The Governor of a State shall be appointed by the President by warrant under his hand and seal.
Article 131, Draft Constitution, 1948
The Governor of a State shall be elected by direct vote of all persons who have the right to vote at a general election for the Legislative Assembly of the State.
The Governor of a State shall be appointed by the President by warrant under his hand and seal from a panel of four candidates to be elected by the members of the Legislative Assembly of the State, or, where there is a Legislative Council in the State, by all the members of the Legislative Assembly and of the Legislative Council of the State assembled at a joint meeting, in accordance with the system of proportional representation by means of the single transferable vote and the voting at such election shall be by secret ballot.
Draft Article 131 (Article 155) was debated on 30th May and 31st May 1949. This Draft Article had two versions, one which laid out the procedure for election of the Governor, and the other which laid out the procedure for appointment.cThe debates focused on whether the Governor should be chosen through election or by appointment.
Some members who were in favour of election pointed out that the Assembly had taken a resolution two years ago stating that the Governor would be chosen through election. One member argued that an appointed Governor could be from any state, and therefore would be an inefficient administrator since he would not have any knowledge of the people or language.
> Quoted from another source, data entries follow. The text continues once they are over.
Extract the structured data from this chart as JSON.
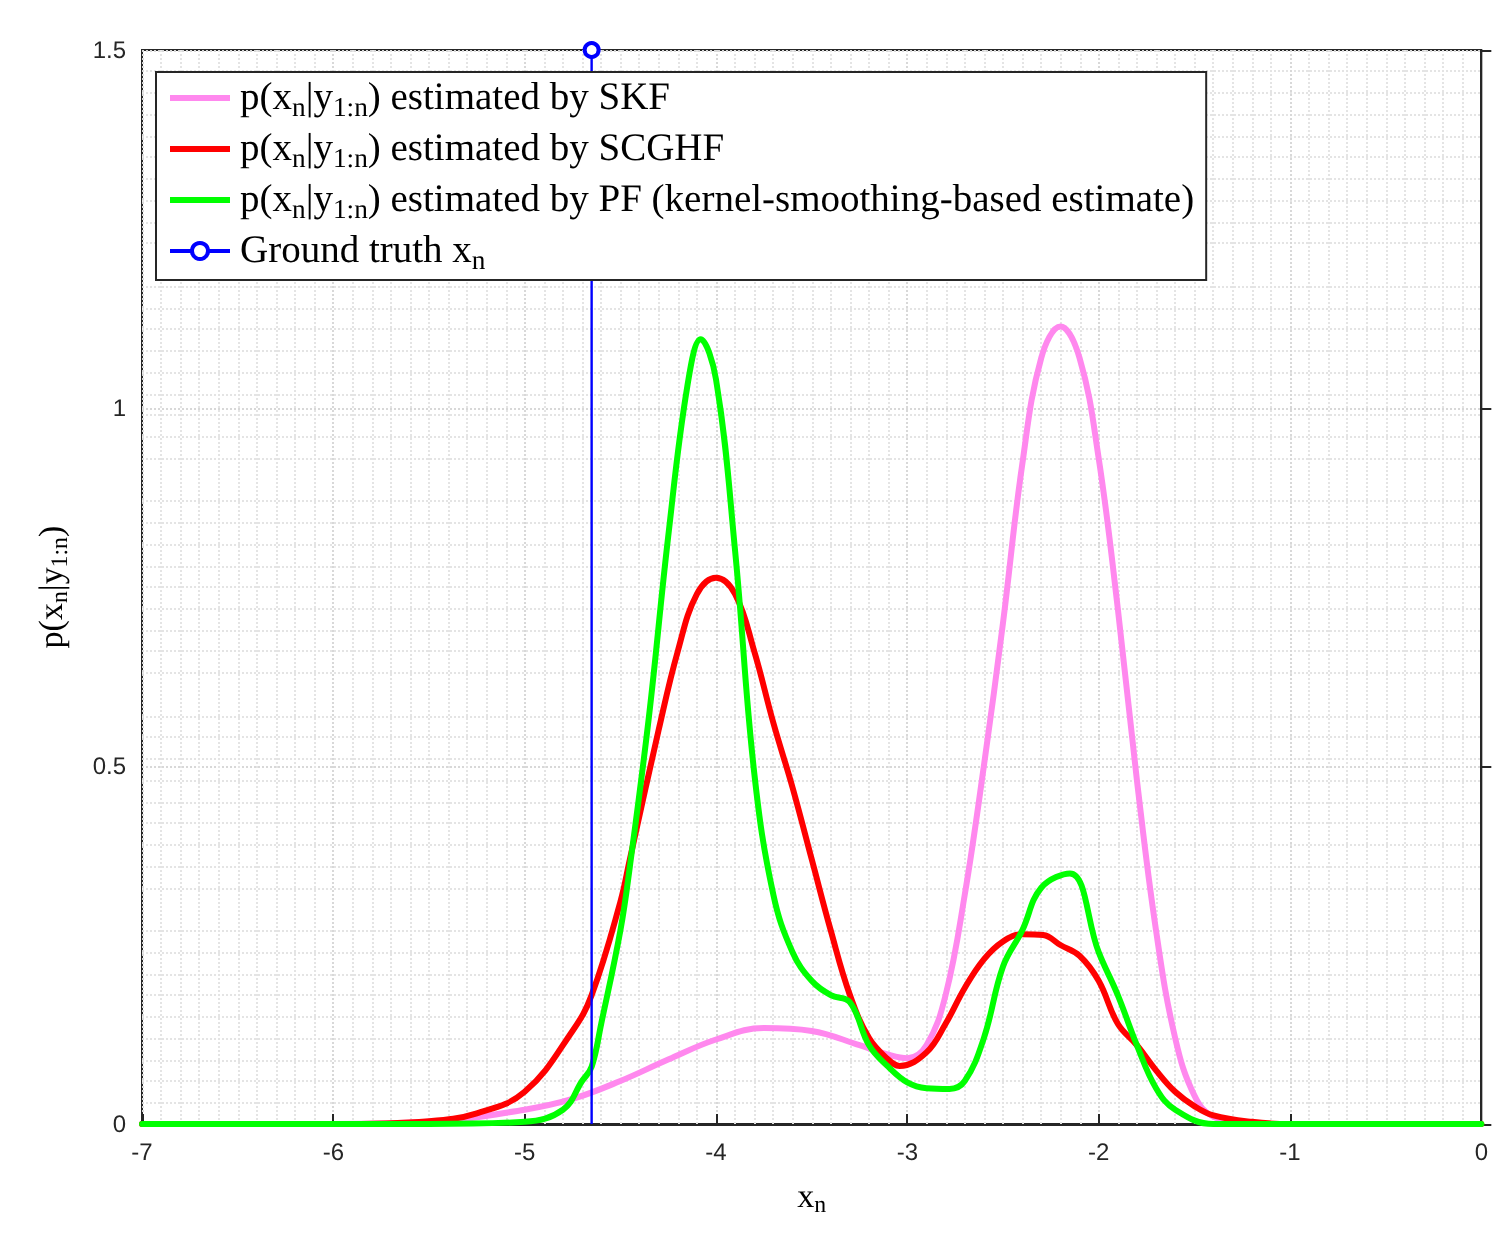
{
  "chart_data": {
    "type": "line",
    "xlabel": "x$_{n}$",
    "ylabel": "p(x$_{n}$|y$_{1:n}$)",
    "xlim": [
      -7,
      0
    ],
    "xticks": [
      -7,
      -6,
      -5,
      -4,
      -3,
      -2,
      -1,
      0
    ],
    "ylim": [
      0,
      1.5
    ],
    "yticks": [
      0,
      {
        "value": 0.5,
        "label": "0.5"
      },
      1,
      {
        "value": 1.5,
        "label": "1.5"
      }
    ],
    "grid": true,
    "legend": "top left",
    "series": [
      {
        "name": "p(x$_{n}$|y$_{1:n}$) estimated by SKF",
        "color": "#ff88ee",
        "x": [
          -7,
          -6,
          -5.5,
          -5,
          -4.75,
          -4.5,
          -4.25,
          -4,
          -3.75,
          -3.5,
          -3.25,
          -3.1,
          -3,
          -2.9,
          -2.8,
          -2.7,
          -2.6,
          -2.5,
          -2.4,
          -2.3,
          -2.2,
          -2.1,
          -2,
          -1.9,
          -1.8,
          -1.7,
          -1.6,
          -1.5,
          -1.4,
          -1.2
        ],
        "values": [
          0,
          0,
          0.003,
          0.02,
          0.035,
          0.06,
          0.09,
          0.118,
          0.134,
          0.13,
          0.11,
          0.097,
          0.092,
          0.11,
          0.18,
          0.32,
          0.5,
          0.7,
          0.92,
          1.07,
          1.114,
          1.07,
          0.93,
          0.72,
          0.48,
          0.27,
          0.12,
          0.04,
          0.01,
          0
        ]
      },
      {
        "name": "p(x$_{n}$|y$_{1:n}$) estimated by SCGHF",
        "color": "#ff0000",
        "x": [
          -7,
          -6,
          -5.5,
          -5.25,
          -5,
          -4.75,
          -4.65,
          -4.5,
          -4.45,
          -4.3,
          -4.2,
          -4.1,
          -4,
          -3.9,
          -3.8,
          -3.7,
          -3.6,
          -3.5,
          -3.4,
          -3.3,
          -3.2,
          -3.1,
          -3.04,
          -2.9,
          -2.8,
          -2.7,
          -2.6,
          -2.5,
          -2.4,
          -2.29,
          -2.2,
          -2.1,
          -2,
          -1.9,
          -1.8,
          -1.7,
          -1.6,
          -1.5,
          -1.4,
          -1.2,
          -1,
          0
        ],
        "values": [
          0,
          0,
          0.004,
          0.015,
          0.045,
          0.13,
          0.18,
          0.31,
          0.37,
          0.55,
          0.66,
          0.74,
          0.763,
          0.74,
          0.66,
          0.56,
          0.47,
          0.37,
          0.27,
          0.18,
          0.12,
          0.09,
          0.081,
          0.1,
          0.14,
          0.19,
          0.23,
          0.255,
          0.265,
          0.264,
          0.25,
          0.235,
          0.2,
          0.14,
          0.11,
          0.075,
          0.045,
          0.025,
          0.012,
          0.003,
          0,
          0
        ]
      },
      {
        "name": "p(x$_{n}$|y$_{1:n}$) estimated by PF (kernel-smoothing-based estimate)",
        "color": "#00ff00",
        "x": [
          -7,
          -5.5,
          -5,
          -4.8,
          -4.7,
          -4.65,
          -4.6,
          -4.5,
          -4.45,
          -4.35,
          -4.25,
          -4.15,
          -4.08,
          -4,
          -3.9,
          -3.8,
          -3.7,
          -3.6,
          -3.5,
          -3.4,
          -3.3,
          -3.2,
          -3.1,
          -3,
          -2.9,
          -2.78,
          -2.7,
          -2.6,
          -2.5,
          -2.4,
          -2.3,
          -2.15,
          -2,
          -1.9,
          -1.8,
          -1.7,
          -1.6,
          -1.4,
          0
        ],
        "values": [
          0,
          0,
          0.003,
          0.02,
          0.06,
          0.08,
          0.14,
          0.27,
          0.36,
          0.57,
          0.82,
          1.03,
          1.096,
          1.04,
          0.8,
          0.49,
          0.32,
          0.24,
          0.2,
          0.18,
          0.17,
          0.11,
          0.08,
          0.058,
          0.05,
          0.049,
          0.06,
          0.12,
          0.22,
          0.27,
          0.33,
          0.35,
          0.24,
          0.18,
          0.11,
          0.05,
          0.02,
          0,
          0
        ]
      },
      {
        "name": "Ground truth x$_{n}$",
        "color": "#0000ff",
        "type": "lollipop",
        "x": [
          -4.65
        ],
        "values": [
          1.5
        ]
      }
    ]
  }
}
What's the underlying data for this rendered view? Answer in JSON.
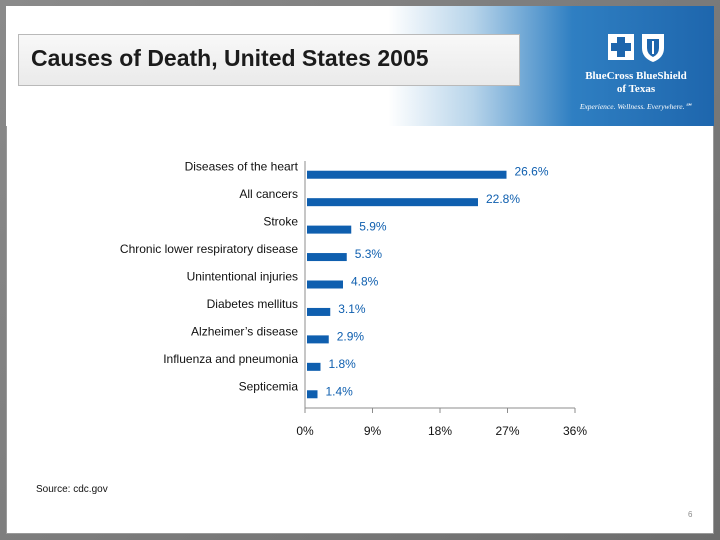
{
  "slide": {
    "title": "Causes of Death, United States 2005",
    "source": "Source: cdc.gov",
    "page_number": "6"
  },
  "logo": {
    "name": "BlueCross BlueShield",
    "subname": "of Texas",
    "tagline": "Experience. Wellness. Everywhere.℠"
  },
  "colors": {
    "bar": "#0f5faf",
    "label": "#0f5faf",
    "axis": "#8c8c8c"
  },
  "chart_data": {
    "type": "bar",
    "orientation": "horizontal",
    "title": "Causes of Death, United States 2005",
    "categories": [
      "Diseases of the heart",
      "All cancers",
      "Stroke",
      "Chronic lower respiratory disease",
      "Unintentional injuries",
      "Diabetes mellitus",
      "Alzheimer’s disease",
      "Influenza and pneumonia",
      "Septicemia"
    ],
    "values": [
      26.6,
      22.8,
      5.9,
      5.3,
      4.8,
      3.1,
      2.9,
      1.8,
      1.4
    ],
    "value_labels": [
      "26.6%",
      "22.8%",
      "5.9%",
      "5.3%",
      "4.8%",
      "3.1%",
      "2.9%",
      "1.8%",
      "1.4%"
    ],
    "xlim": [
      0,
      36
    ],
    "xticks": [
      0,
      9,
      18,
      27,
      36
    ],
    "xtick_labels": [
      "0%",
      "9%",
      "18%",
      "27%",
      "36%"
    ],
    "xlabel": "",
    "ylabel": "",
    "grid": false,
    "legend": "none"
  }
}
Many members favoured the system of appointment, but disapproved of the process laid out in the Draft Article. One member argued that provincial autonomy and successful state cabinet governments could only be ensured by the ‘existence of a fairly impartial constitutional head’. He also opposed the system of appointment from a panel of candidates in the Draft Article as not ‘conducive to amicable relations’ since it would encourage factionalism within the party. A member of the Drafting Committee also agreed with this proposition, stating that appointment was more suitable given that the function of the Governor was ‘to be a constitutional head, a sagacious counselor and adviser to the Ministry one who can throw oil over troubled waters’. The Prime Minister agreed with these arguments, stating that appointment would ensure that the Governor was detached from state politics and able to operate fairly and impartially. Another member argued that the power to appoint should be vested in the President.
One member proposed to wholly replace the Draft Article with ‘The Governor of a State shall be appointed by the President by warrant under his hand and seal.’ He argued that the language of the Draft Article gave too much leeway to the Legislature and restricted the choice of the President. The amendment, he contended, simplified the procedure, and gave the President unfettered right to appoint a Governor. This received the popular support of the Assembly, including members of the Drafting Committee.